2. CDU und CSU kritisieren, dass die Bundesregierung deutsche Forderungen nicht in die Verhandlungen zum Verfassungsvertrag eingebracht hat. Wir fordern die Bundesregierung auf, die im Antrag der CDU/CSU-Bundestagsfraktion vom 14.10.2003, Drucksache 15/1694, genannten Forderungen in den noch verbleibenden Verhandlungen zu vertreten und dafür Sorge zu tragen, dass die bereits erfolgreich durchgesetzten Anliegen von CDU und CSU Bestand haben. In der Präambel der Verfassung soll ein klarer Bezug auf das christliche Erbe Europas und die Verantwortung des Menschen vor Gott aufgenommen werden. Die Bundesregierung wird aufgefordert, sich mit Nachdruck für die Erhaltung der Regeln des Vertrages von Maastricht zur Preisstabilität und zur Unabhängigkeit der EZB in der Regierungskonferenz einzusetzen. Der Euro ist für Arbeitnehmer, Rentner, Sparer und die Wirtschaft nur ein Erfolg, wenn er stabil bleibt. Nur stabiles Geld erhält den Wert von Arbeitseinkommen und Ersparnissen. Stabiles Geld und damit niedrige Zinsen sind zugleich eine unabdingbare Voraussetzung für Investitionen und Beschäftigung. Daher ist es überragend wichtig, die eindeutige Stabilitätsorientierung des Euro zu erhalten.

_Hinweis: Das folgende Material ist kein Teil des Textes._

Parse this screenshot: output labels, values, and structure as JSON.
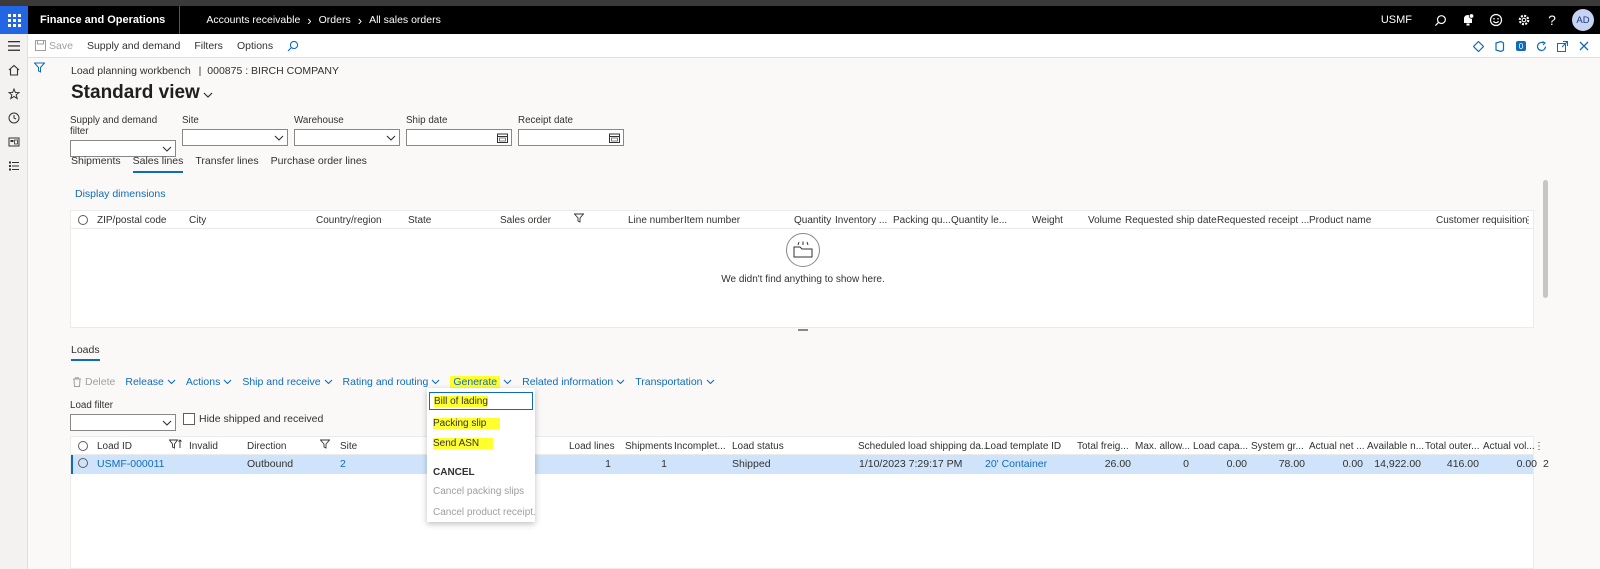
{
  "topbar": {
    "app_name": "Finance and Operations",
    "breadcrumbs": [
      "Accounts receivable",
      "Orders",
      "All sales orders"
    ],
    "company": "USMF",
    "user_initials": "AD"
  },
  "actionbar": {
    "save": "Save",
    "items": [
      "Supply and demand",
      "Filters",
      "Options"
    ]
  },
  "page": {
    "caption": "Load planning workbench",
    "caption_separator": "|",
    "record": "000875 : BIRCH COMPANY",
    "view_title": "Standard view"
  },
  "filters": {
    "supply_demand": "Supply and demand filter",
    "site": "Site",
    "warehouse": "Warehouse",
    "ship_date": "Ship date",
    "receipt_date": "Receipt date"
  },
  "tabs": [
    "Shipments",
    "Sales lines",
    "Transfer lines",
    "Purchase order lines"
  ],
  "lines": {
    "display_dimensions": "Display dimensions",
    "columns": [
      "ZIP/postal code",
      "City",
      "Country/region",
      "State",
      "Sales order",
      "Line number",
      "Item number",
      "Quantity",
      "Inventory ...",
      "Packing qu...",
      "Quantity le...",
      "Weight",
      "Volume",
      "Requested ship date",
      "Requested receipt ...",
      "Product name",
      "Customer requisition"
    ],
    "empty_text": "We didn't find anything to show here."
  },
  "loads": {
    "label": "Loads",
    "toolbar": [
      "Delete",
      "Release",
      "Actions",
      "Ship and receive",
      "Rating and routing",
      "Generate",
      "Related information",
      "Transportation"
    ],
    "load_filter": "Load filter",
    "hide_shipped": "Hide shipped and received",
    "columns": [
      "Load ID",
      "Invalid",
      "Direction",
      "Site",
      "Load lines",
      "Shipments",
      "Incomplet...",
      "Load status",
      "Scheduled load shipping da...",
      "Load template ID",
      "Total freig...",
      "Max. allow...",
      "Load capa...",
      "System gr...",
      "Actual net ...",
      "Available n...",
      "Total outer...",
      "Actual vol..."
    ],
    "row": {
      "load_id": "USMF-000011",
      "direction": "Outbound",
      "site": "2",
      "load_lines": "1",
      "shipments": "1",
      "status": "Shipped",
      "ship_date": "1/10/2023 7:29:17 PM",
      "template": "20' Container",
      "total_freight": "26.00",
      "max_allow": "0",
      "load_capa": "0.00",
      "system_gr": "78.00",
      "actual_net": "0.00",
      "available_n": "14,922.00",
      "total_outer": "416.00",
      "actual_vol": "0.00",
      "overflow": "2"
    }
  },
  "generate_menu": {
    "items": [
      "Bill of lading",
      "Packing slip",
      "Send ASN"
    ],
    "cancel_header": "CANCEL",
    "cancel_items": [
      "Cancel packing slips",
      "Cancel product receipt."
    ]
  },
  "colors": {
    "accent": "#0f6cbd",
    "highlight": "#ffff2e",
    "waffle": "#2266e3"
  }
}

3. Wir setzen uns dafür ein, dass die Mitwirkungsrechte des Bundestages im Rahmen der Ratifizierung der europäischen Verfassung gestärkt werden. Die europäische Verfassung wird eine grundlegend neue Architektur im innerstaatlichen Umgang mit europapolitischen Vorhaben und der Zusammenarbeit zwischen den einzelnen staatlichen Akteuren erfordern. Dies schließt eine Überprüfung und Neubewertung der bisherigen Verfahren zwischen Bundesregierung, Bundesrat und Deutschem Bundestag in Angelegenheiten der Europäischen Union ein.
4. Die Union wird ihre Haltung zu dem geplanten EU-Verfassungsvertrag im Lichte des abschließenden Ergebnisses der Regierungskonferenz und der Maßnahmen zu seiner innerstaatlichen Umsetzung festlegen.
5. Die Zustimmung der Bundesregierung zur Aufnahme von Beitrittsverhandlungen muss an die Zustimmung von Bundestag und Bundesrat geknüpft werden.
6. Gleiches gilt für die Zustimmung der Bundesregierung zu der Entscheidung des Europäischen Rats, durch einstimmigen Beschluss von der Einstimmigkeit zur Mehrheitsentscheidung überzugehen.
7. Die Wiedervereinigung Europas eröffnet am 1. Mai 2004 mit dem Beitritt von 10 Ländern eine neue Perspektive in einem Raum der Freiheit, des Friedens und des Rechts. Wir müssen die EU allerdings vor einer Überdehnung schützen. Deswegen lehnen wir eine EU-Mitgliedschaft der Türkei ab und setzen uns für eine privilegierte Partnerschaft der EU mit der Türkei ein.
8. Mit der EU-Erweiterung entsteht der größte Binnenmarkt der Welt. Dies ist auch eine neue Herausforderung für den der Europäischen Union zu Grunde liegenden Kohäsionsgedanken, die nur zu bestehen ist, wenn die finanzpolitischen Weichen richtig gestellt sind. Die Wirtschaftskraft der neuen Partner liegt deutlich unter dem Durchschnitt der Europäischen Union. Der Anpassungsprozess erfordert erhebliche Finanzmittel und erstreckt sich über einen Zeitraum von mehren Jahrzehnten. Notwendig ist die Konzentration auf klare Prioritäten und eine nüchterne Aufgabenanalyse auf europäischer Ebene. Erst daraus sollten Finanzbedürfnisse entwickelt werden. Der finanzielle Rahmen sollte auf Basis der bisherigen Größenordnung fortgeführt werden. Auch hier gilt das Gebot der Sparsamkeit. Die bloße Verlagerung von Arbeitsplätzen darf mit EU-Mitteln nicht gefördert werden. Ein Subventionswettlauf muss vermieden werden. Im Gegenzug zu einer Konzentration der Förderung besonders benachteiligter Gebiete muss der Spielraum der Mitgliedstaaten für eigene Maßnahmen erweitert werden.